First of all, never EVER compare your worth to another person’s. No matter what, there will always be a ‘bigger fish’ out there. I am not a god, I am not an idol, I am not even all that amazing, and it hurts so much to see other people drop their art because of me. It’s happened so much because they sit there judging themselves against what I do, when I’ve had over 17 years of experience and schooling backing me up.
And you know what? I smile and appreciate when even beginning artists come to show me what they do, because I want to be an inspiration but I do not in any way want to be a goal. I am NOT a goal, alright? I don’t care how ‘bad’ your art may be, it’s still something you worked on and you were brave enough to draw it, and that’s what matters.
A lot of my life was spent in others’ shadows, and compared to the kids I was in school with, I was just a worthless sap who was left unnoticed in the shadow of AMAZING prodigy artists. There are days I look at other art and go “What am I missing? Why can’t I reach this level of artistic ability? Why can’t I ever seem to reach the quality that will actually be worth something?”
Every. Single. Day.
I am just a jobless idiot who wants to sell my art but can’t because I’m still missing so much that I need to learn.
Another thing: Anon hate is usually just one useless person just LOOKING for weakness. They are looking for anything to get you upset, and that’s why you absolutely should NOT respond. Do NOT give them what you want. Laugh at them, mock them, smart-ass them, ignore them… But whatever you do, NEVER let them get to you. Never show them you’re hurting but some useless things they said, because that’s what they want.

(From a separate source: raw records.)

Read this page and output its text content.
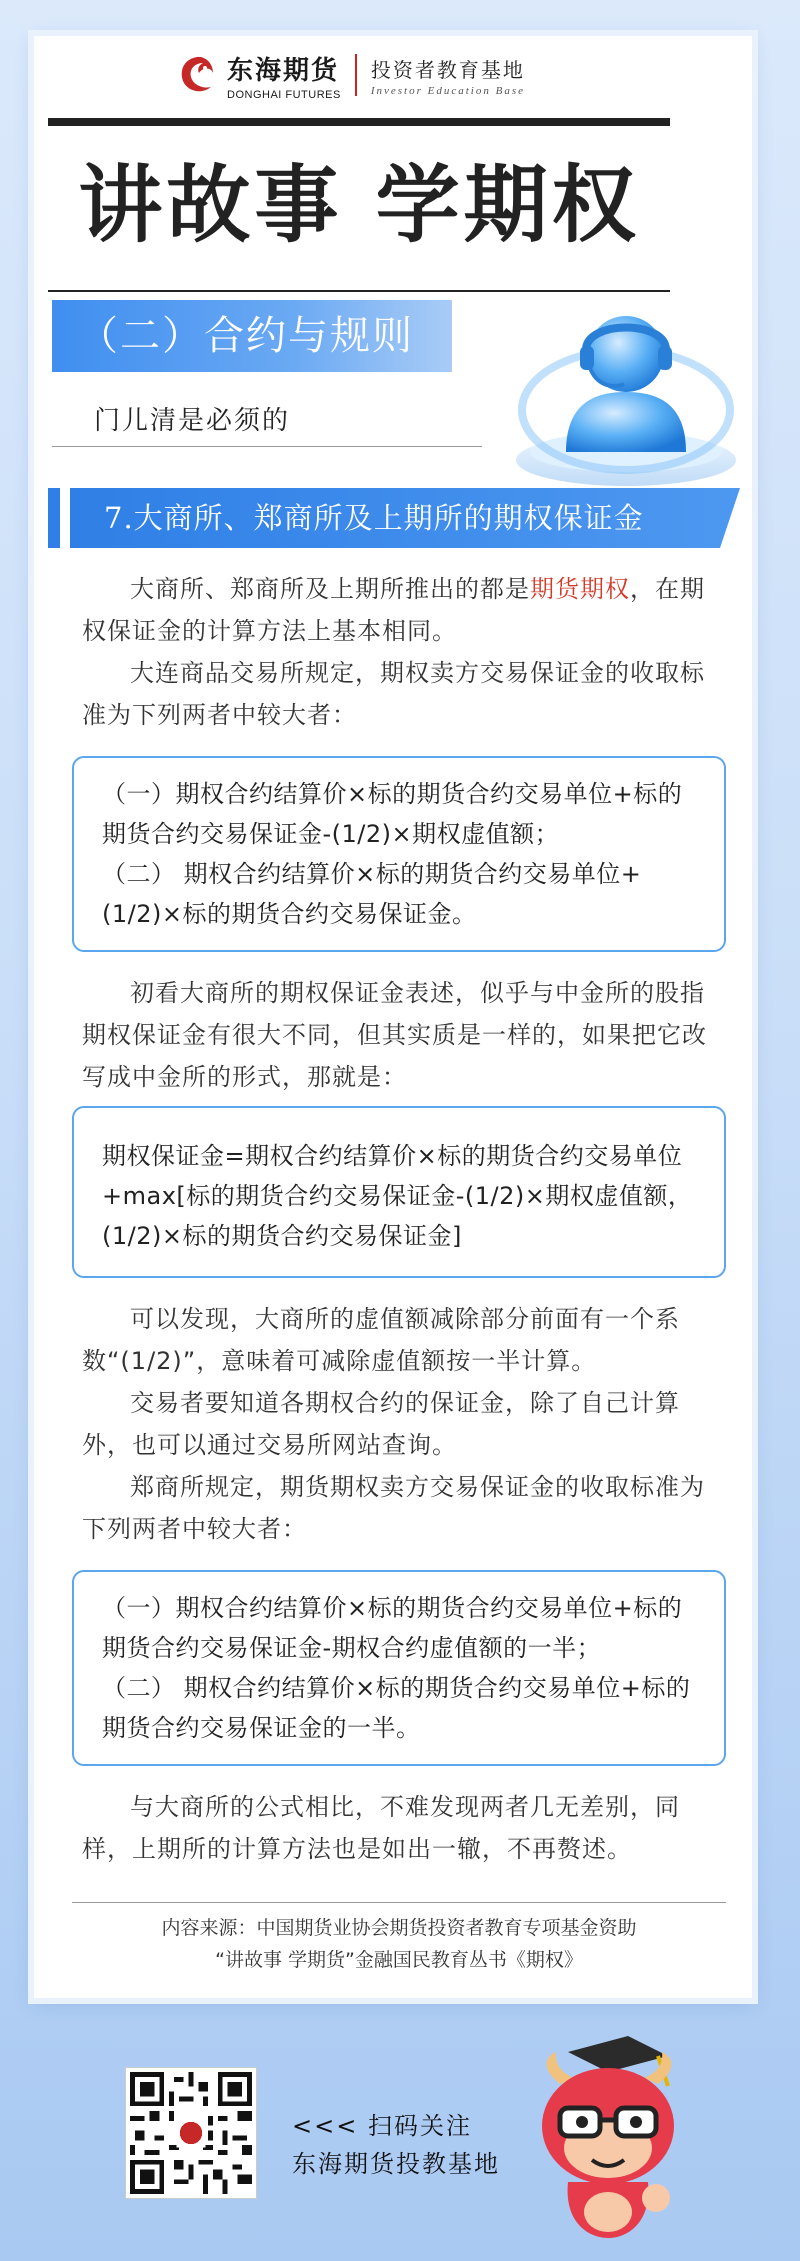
东海期货
DONGHAI FUTURES
投资者教育基地
Investor Education Base
讲故事 学期权
（二）合约与规则
门儿清是必须的
7.大商所、郑商所及上期所的期权保证金

大商所、郑商所及上期所推出的都是期货期权，在期权保证金的计算方法上基本相同。

大连商品交易所规定，期权卖方交易保证金的收取标准为下列两者中较大者：

（一）期权合约结算价×标的期货合约交易单位+标的期货合约交易保证金-(1/2)×期权虚值额；

（二） 期权合约结算价×标的期货合约交易单位+(1/2)×标的期货合约交易保证金。

初看大商所的期权保证金表述，似乎与中金所的股指期权保证金有很大不同，但其实质是一样的，如果把它改写成中金所的形式，那就是：

期权保证金=期权合约结算价×标的期货合约交易单位+max[标的期货合约交易保证金-(1/2)×期权虚值额，(1/2)×标的期货合约交易保证金]

可以发现，大商所的虚值额减除部分前面有一个系数“(1/2)”，意味着可减除虚值额按一半计算。

交易者要知道各期权合约的保证金，除了自己计算外，也可以通过交易所网站查询。

郑商所规定，期货期权卖方交易保证金的收取标准为下列两者中较大者：

（一）期权合约结算价×标的期货合约交易单位+标的期货合约交易保证金-期权合约虚值额的一半；

（二） 期权合约结算价×标的期货合约交易单位+标的期货合约交易保证金的一半。

与大商所的公式相比，不难发现两者几无差别，同样，上期所的计算方法也是如出一辙，不再赘述。

内容来源：中国期货业协会期货投资者教育专项基金资助
“讲故事 学期货”金融国民教育丛书《期权》
<<< 扫码关注
东海期货投教基地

THAT is showing a weakness, and you need to put your foot down and show them that they are WRONG.
I wish I could say more, I wish I could be more encouraging. I don’t know you, but I have been seeing your efforts to interact with me and I KNOW who you are, I KNOW you’ve been trying and I KNOW you are a fan. And I appreciate you for that. I appreciate you for being dedicated, so keep it up. And be strong for me.
Kay?
Edit: Also, just look at me. Look at me. I’m so ashamed of myself that I have to hide behind a fake name. I’m really just a person who has lost themselves and I am trying to hard to find who I am again. I’m really not someone to look up to right now because I’m really a very broken and hurting person…
This post has a very good message from an artist I very much respect, even more so because of this. Please help spread it around.